Bu durum size katlanılmaz gelebilir. Ne de olsa o, hayatta en çok değer verdiğiniz insan ve sizden vebalıymış gibi kaçması, üstelik de bunu fark etmeyeceğinizi sanıp sizi aptal yerine koyması son derece can sıkıcı… Ama sinirlenip onun üzerine yürümek ya da kapıyı çarpıp evi terk etmek yerine, elinizden geldiğince sakin bir şekilde onu karşınıza alıp konuşmayı deneyin. Başlangıçta sizden kaçtığını büyük olasılıkla inkar edecektir, sakın böyle bir durum karşısında öfkeye kapılıp, bağırmaya başlamayın.

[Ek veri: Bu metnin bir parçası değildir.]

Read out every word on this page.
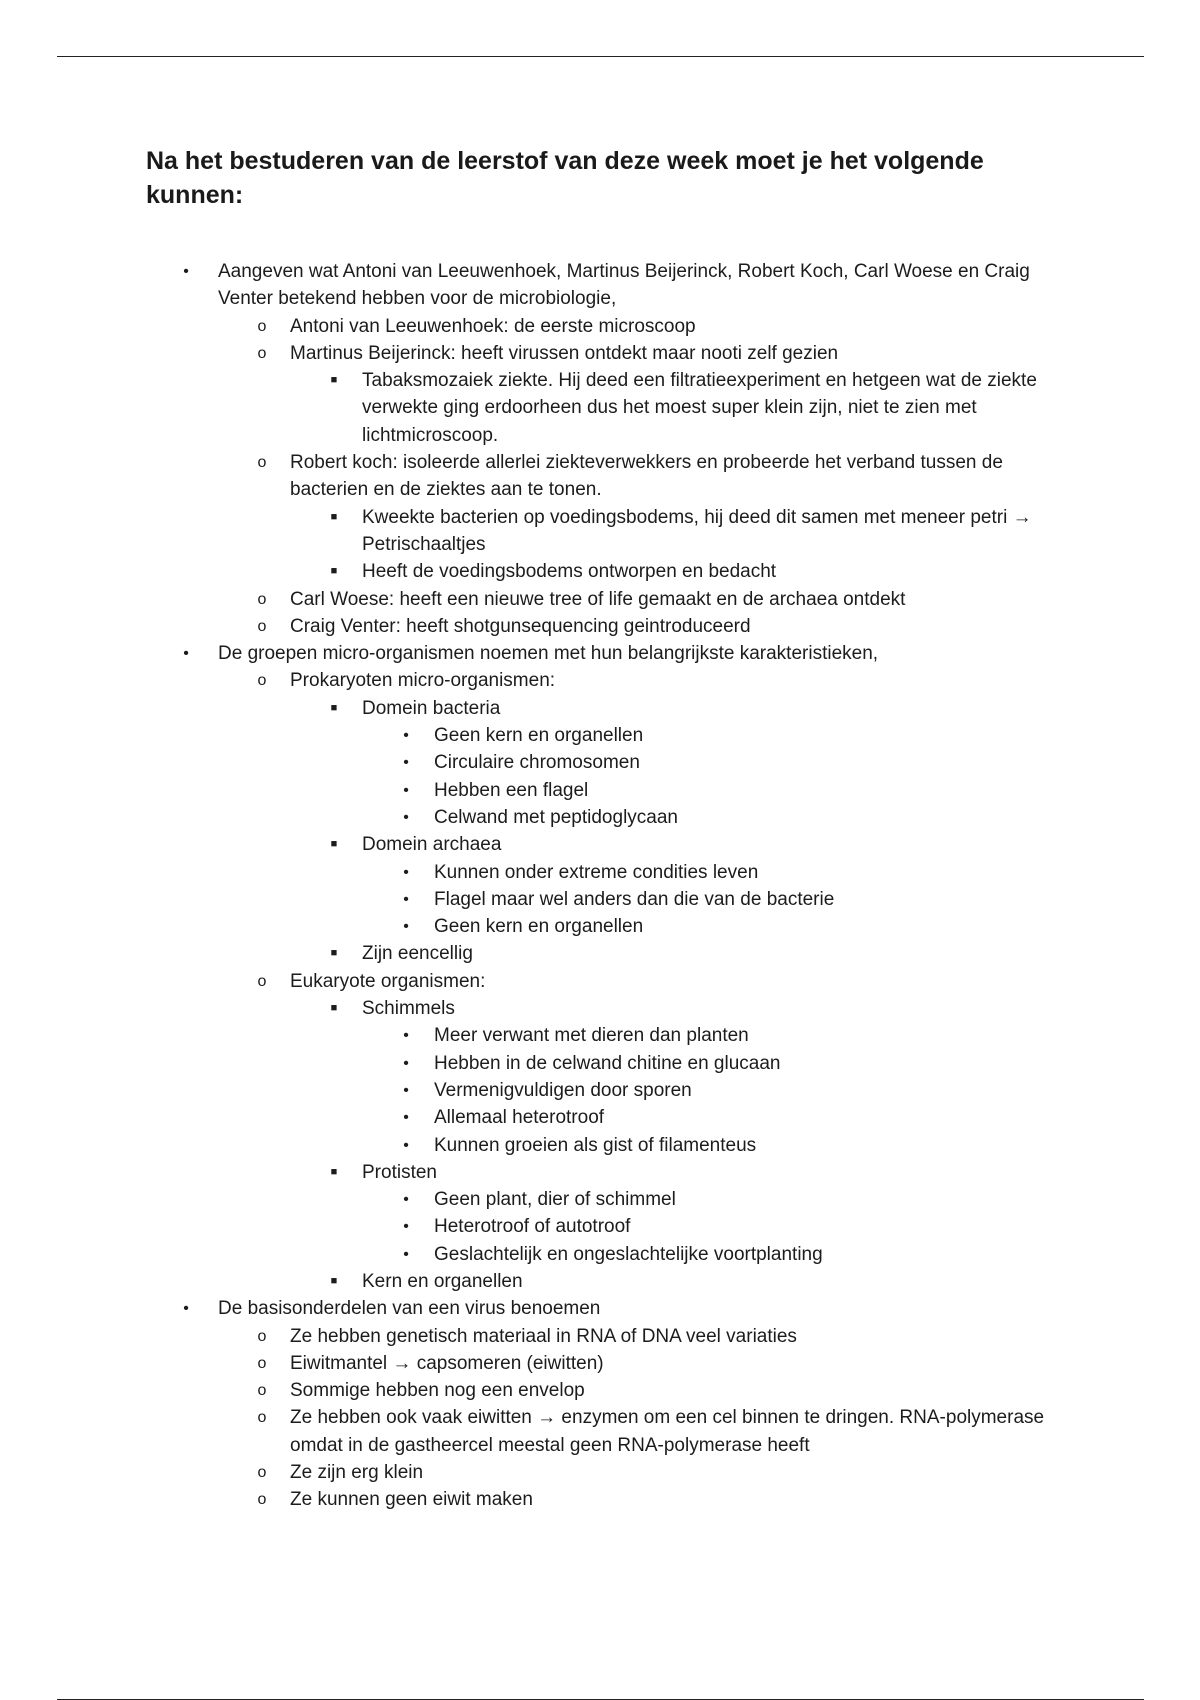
Na het bestuderen van de leerstof van deze week moet je het volgende kunnen:
•	Aangeven wat Antoni van Leeuwenhoek, Martinus Beijerinck, Robert Koch, Carl Woese en Craig Venter betekend hebben voor de microbiologie,
o Antoni van Leeuwenhoek: de eerste microscoop
o Martinus Beijerinck: heeft virussen ontdekt maar nooti zelf gezien
■	Tabaksmozaiek ziekte. Hij deed een filtratieexperiment en hetgeen wat de ziekte verwekte ging erdoorheen dus het moest super klein zijn, niet te zien met lichtmicroscoop.
o Robert koch: isoleerde allerlei ziekteverwekkers en probeerde het verband tussen de bacterien en de ziektes aan te tonen.
■	Kweekte bacterien op voedingsbodems, hij deed dit samen met meneer petri → Petrischaaltjes
■	Heeft de voedingsbodems ontworpen en bedacht
o Carl Woese: heeft een nieuwe tree of life gemaakt en de archaea ontdekt
o Craig Venter: heeft shotgunsequencing geintroduceerd
•	De groepen micro-organismen noemen met hun belangrijkste karakteristieken,
o Prokaryoten micro-organismen:
■	Domein bacteria
•	Geen kern en organellen
•	Circulaire chromosomen
•	Hebben een flagel
•	Celwand met peptidoglycaan
■	Domein archaea
•	Kunnen onder extreme condities leven
•	Flagel maar wel anders dan die van de bacterie
•	Geen kern en organellen
■	Zijn eencellig
o Eukaryote organismen:
■	Schimmels
•	Meer verwant met dieren dan planten
•	Hebben in de celwand chitine en glucaan
•	Vermenigvuldigen door sporen
•	Allemaal heterotroof
•	Kunnen groeien als gist of filamenteus
■	Protisten
•	Geen plant, dier of schimmel
•	Heterotroof of autotroof
•	Geslachtelijk en ongeslachtelijke voortplanting
■	Kern en organellen
•	De basisonderdelen van een virus benoemen
o Ze hebben genetisch materiaal in RNA of DNA veel variaties
o Eiwitmantel → capsomeren (eiwitten)
o Sommige hebben nog een envelop
o Ze hebben ook vaak eiwitten → enzymen om een cel binnen te dringen. RNA-polymerase omdat in de gastheercel meestal geen RNA-polymerase heeft
o Ze zijn erg klein
o Ze kunnen geen eiwit maken
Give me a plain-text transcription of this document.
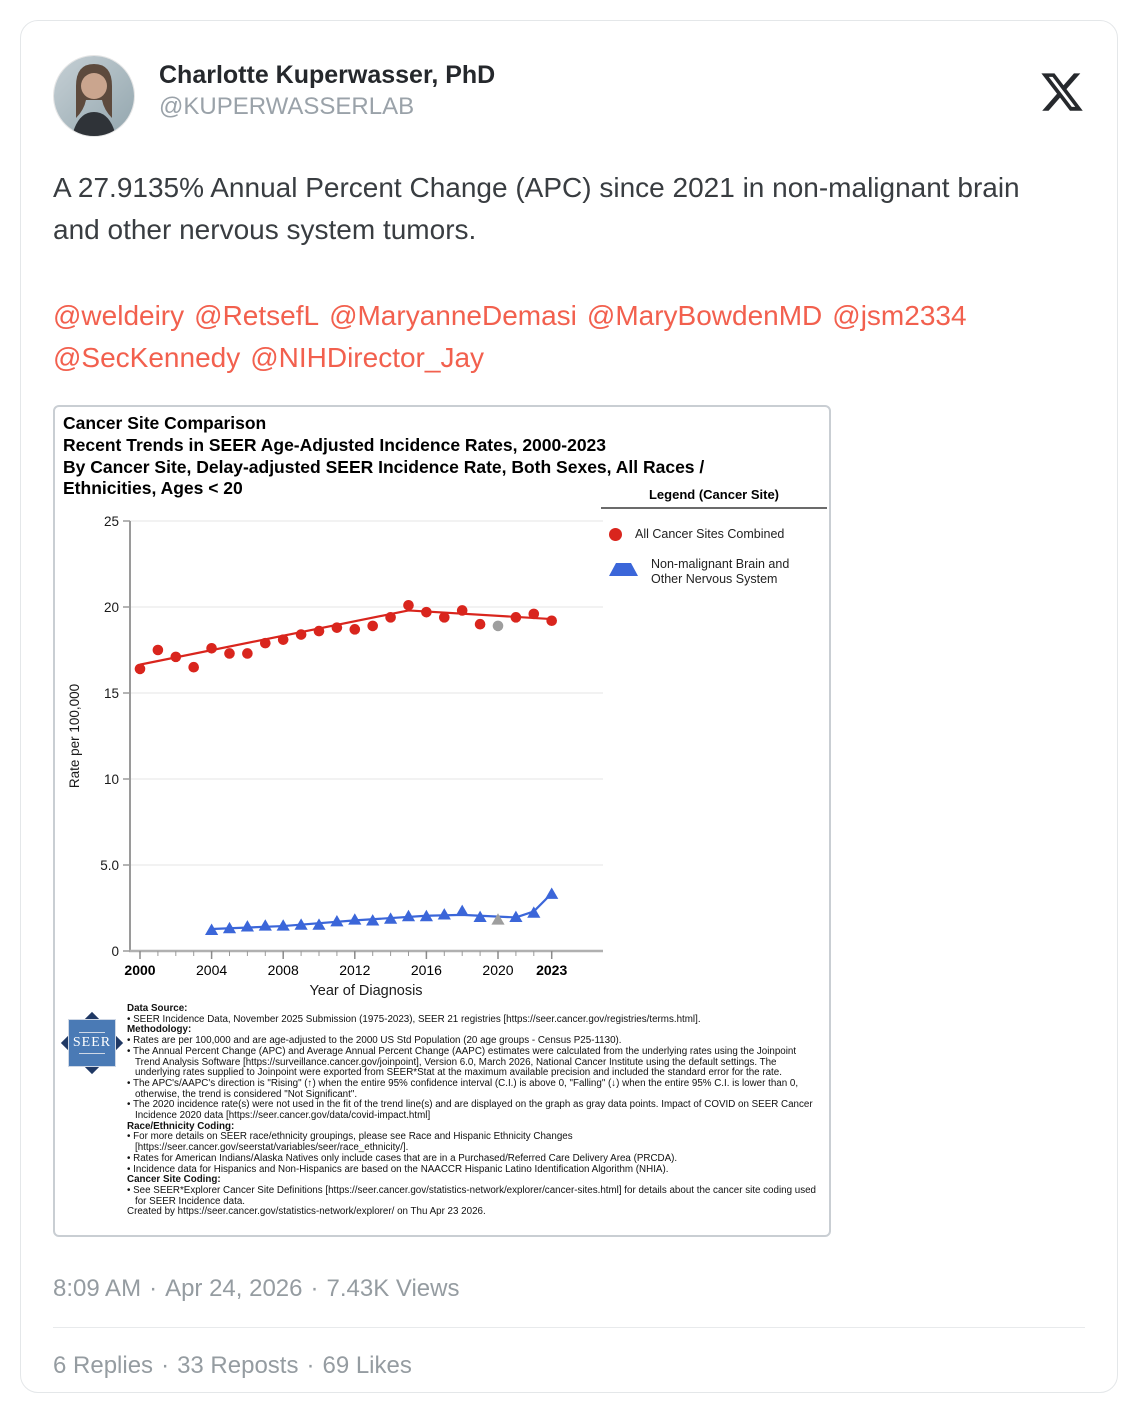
Charlotte Kuperwasser, PhD
@KUPERWASSERLAB
A 27.9135% Annual Percent Change (APC) since 2021 in non-malignant brain and other nervous system tumors.
@weldeiry @RetsefL @MaryanneDemasi @MaryBowdenMD @jsm2334@SecKennedy @NIHDirector_Jay
Cancer Site Comparison
Recent Trends in SEER Age-Adjusted Incidence Rates, 2000-2023
By Cancer Site, Delay-adjusted SEER Incidence Rate, Both Sexes, All Races /
Ethnicities, Ages < 20	Legend (Cancer Site)
All Cancer Sites Combined
Non-malignant Brain and Other Nervous System
0
5.0
10
15
20
25
2000	2004	2008	2012	2016	2020 2023
Rate per 100,000
Year of Diagnosis
SEER
Data Source:
• SEER Incidence Data, November 2025 Submission (1975-2023), SEER 21 registries [https://seer.cancer.gov/registries/terms.html].
Methodology:
• Rates are per 100,000 and are age-adjusted to the 2000 US Std Population (20 age groups - Census P25-1130).
• The Annual Percent Change (APC) and Average Annual Percent Change (AAPC) estimates were calculated from the underlying rates using the Joinpoint Trend Analysis Software [https://surveillance.cancer.gov/joinpoint], Version 6.0, March 2026, National Cancer Institute using the default settings. The underlying rates supplied to Joinpoint were exported from SEER*Stat at the maximum available precision and included the standard error for the rate.
• The APC's/AAPC's direction is "Rising" (↑) when the entire 95% confidence interval (C.I.) is above 0, "Falling" (↓) when the entire 95% C.I. is lower than 0, otherwise, the trend is considered "Not Significant".
• The 2020 incidence rate(s) were not used in the fit of the trend line(s) and are displayed on the graph as gray data points. Impact of COVID on SEER Cancer Incidence 2020 data [https://seer.cancer.gov/data/covid-impact.html]
Race/Ethnicity Coding:
• For more details on SEER race/ethnicity groupings, please see Race and Hispanic Ethnicity Changes [https://seer.cancer.gov/seerstat/variables/seer/race_ethnicity/].
• Rates for American Indians/Alaska Natives only include cases that are in a Purchased/Referred Care Delivery Area (PRCDA).
• Incidence data for Hispanics and Non-Hispanics are based on the NAACCR Hispanic Latino Identification Algorithm (NHIA).
Cancer Site Coding:
• See SEER*Explorer Cancer Site Definitions [https://seer.cancer.gov/statistics-network/explorer/cancer-sites.html] for details about the cancer site coding used for SEER Incidence data.
Created by https://seer.cancer.gov/statistics-network/explorer/ on Thu Apr 23 2026.
8:09 AM · Apr 24, 2026 · 7.43K Views
6 Replies · 33 Reposts · 69 Likes
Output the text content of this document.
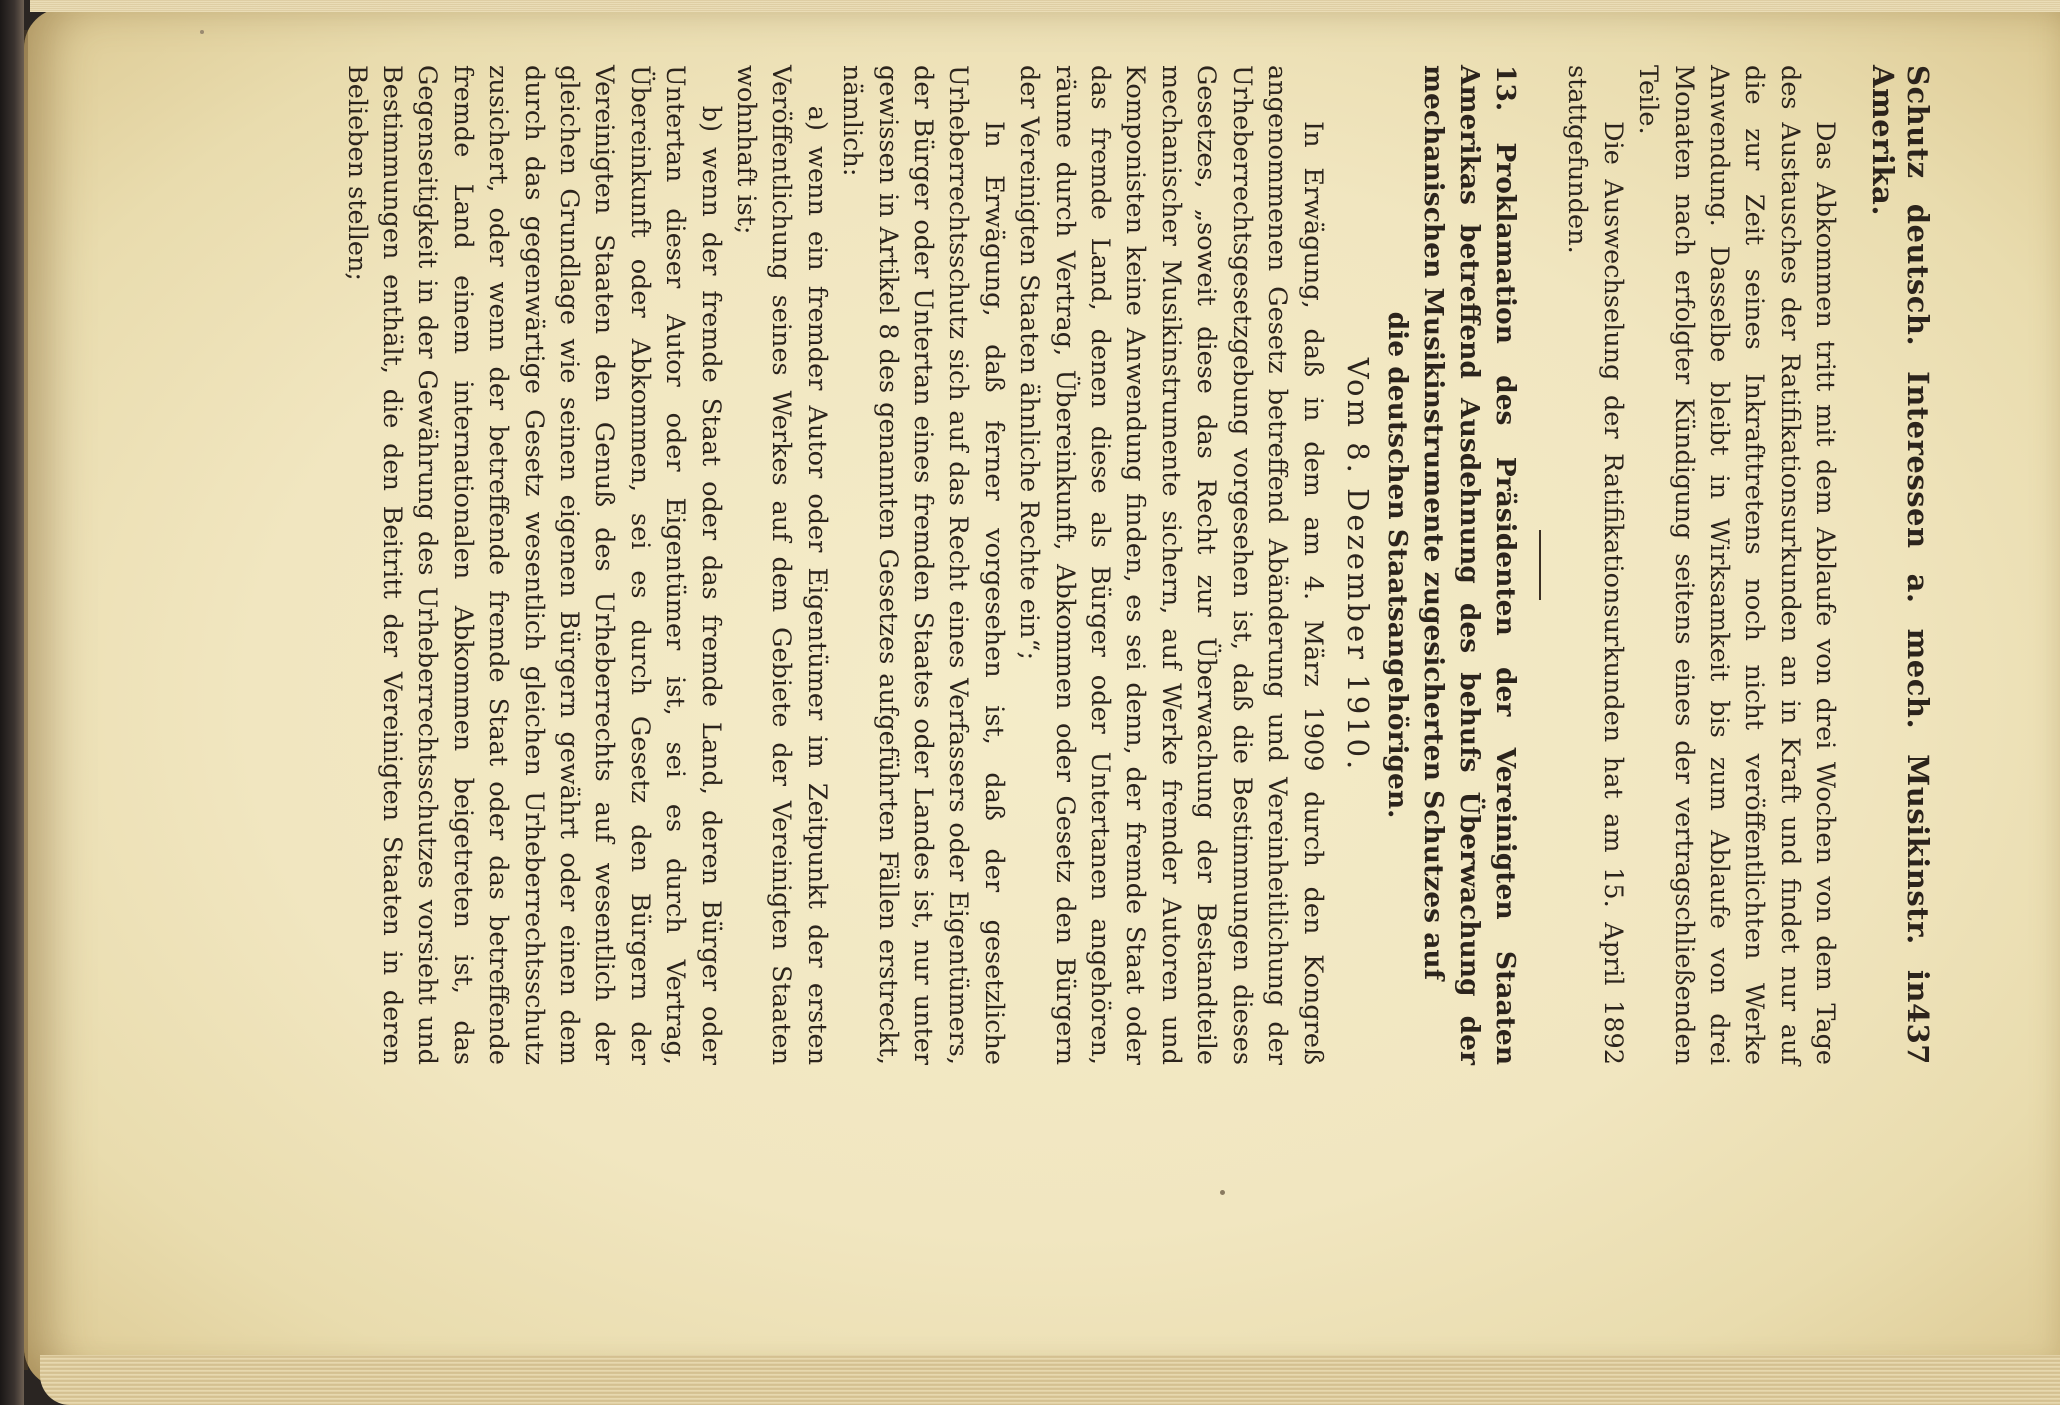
Schutz deutsch. Interessen a. mech. Musikinstr. in Amerika.
437

Das Abkommen tritt mit dem Ablaufe von drei Wochen von dem Tage des Austausches der Ratifikationsurkunden an in Kraft und findet nur auf die zur Zeit seines Inkrafttretens noch nicht veröffentlichten Werke Anwendung. Dasselbe bleibt in Wirksamkeit bis zum Ablaufe von drei Monaten nach erfolgter Kündigung seitens eines der vertragschließenden Teile.

Die Auswechselung der Ratifikationsurkunden hat am 15. April 1892 stattgefunden.

13. Proklamation des Präsidenten der Vereinigten Staaten Amerikas betreffend Ausdehnung des behufs Überwachung der mechanischen Musikinstrumente zugesicherten Schutzes auf

die deutschen Staatsangehörigen.

Vom 8. Dezember 1910.

In Erwägung, daß in dem am 4. März 1909 durch den Kongreß angenommenen Gesetz betreffend Abänderung und Vereinheitlichung der Urheberrechtsgesetzgebung vorgesehen ist, daß die Bestimmungen dieses Gesetzes, „soweit diese das Recht zur Überwachung der Bestandteile mechanischer Musikinstrumente sichern, auf Werke fremder Autoren und Komponisten keine Anwendung finden, es sei denn, der fremde Staat oder das fremde Land, denen diese als Bürger oder Untertanen angehören, räume durch Vertrag, Übereinkunft, Abkommen oder Gesetz den Bürgern der Vereinigten Staaten ähnliche Rechte ein“;

In Erwägung, daß ferner vorgesehen ist, daß der gesetzliche Urheberrechtsschutz sich auf das Recht eines Verfassers oder Eigentümers, der Bürger oder Untertan eines fremden Staates oder Landes ist, nur unter gewissen in Artikel 8 des genannten Gesetzes aufgeführten Fällen erstreckt, nämlich:

a) wenn ein fremder Autor oder Eigentümer im Zeitpunkt der ersten Veröffentlichung seines Werkes auf dem Gebiete der Vereinigten Staaten wohnhaft ist;

b) wenn der fremde Staat oder das fremde Land, deren Bürger oder Untertan dieser Autor oder Eigentümer ist, sei es durch Vertrag, Übereinkunft oder Abkommen, sei es durch Gesetz den Bürgern der Vereinigten Staaten den Genuß des Urheberrechts auf wesentlich der gleichen Grundlage wie seinen eigenen Bürgern gewährt oder einen dem durch das gegenwärtige Gesetz wesentlich gleichen Urheberrechtsschutz zusichert, oder wenn der betreffende fremde Staat oder das betreffende fremde Land einem internationalen Abkommen beigetreten ist, das Gegenseitigkeit in der Gewährung des Urheberrechtsschutzes vorsieht und Bestimmungen enthält, die den Beitritt der Vereinigten Staaten in deren Belieben stellen;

Ona gözlemlerinizi ve duygularınızı aktarın, son günlerde aynı evin içinde birbirinizi adeta kaybettiğinizden, size baktığında aslında sizi görmediğini bildiğinizden söz edin; ama yumuşak ve sakin bir biçimde…
Ona kendini ifade etmesi ve neden sizden uzaklaştığını açıklaması için bir fırsat verin. Unutmayın ki, hiçbir erkek durup dururken, bir zamanlar deliler gibi sevdiği kadını atlatmaya çalışmaz. Sakın tamamen masum olduğunuzu iddia etmeye kalkmayın, çünkü sizden uzaklaşmışsa, sizde rahatsız olduğu bazı davranışlar ortaya çıkmış demektir. Onun söyleyecekleri doğrultusunda kendinize yeniden sorular sorun ve farkında olmadan yaptığınız hataları düzeltmeye çalışın. Çaba göstermeniz onu size tekrar yakınlaştıracak ve zamanla ilişkinizin düzelmesini sağlayacaktır.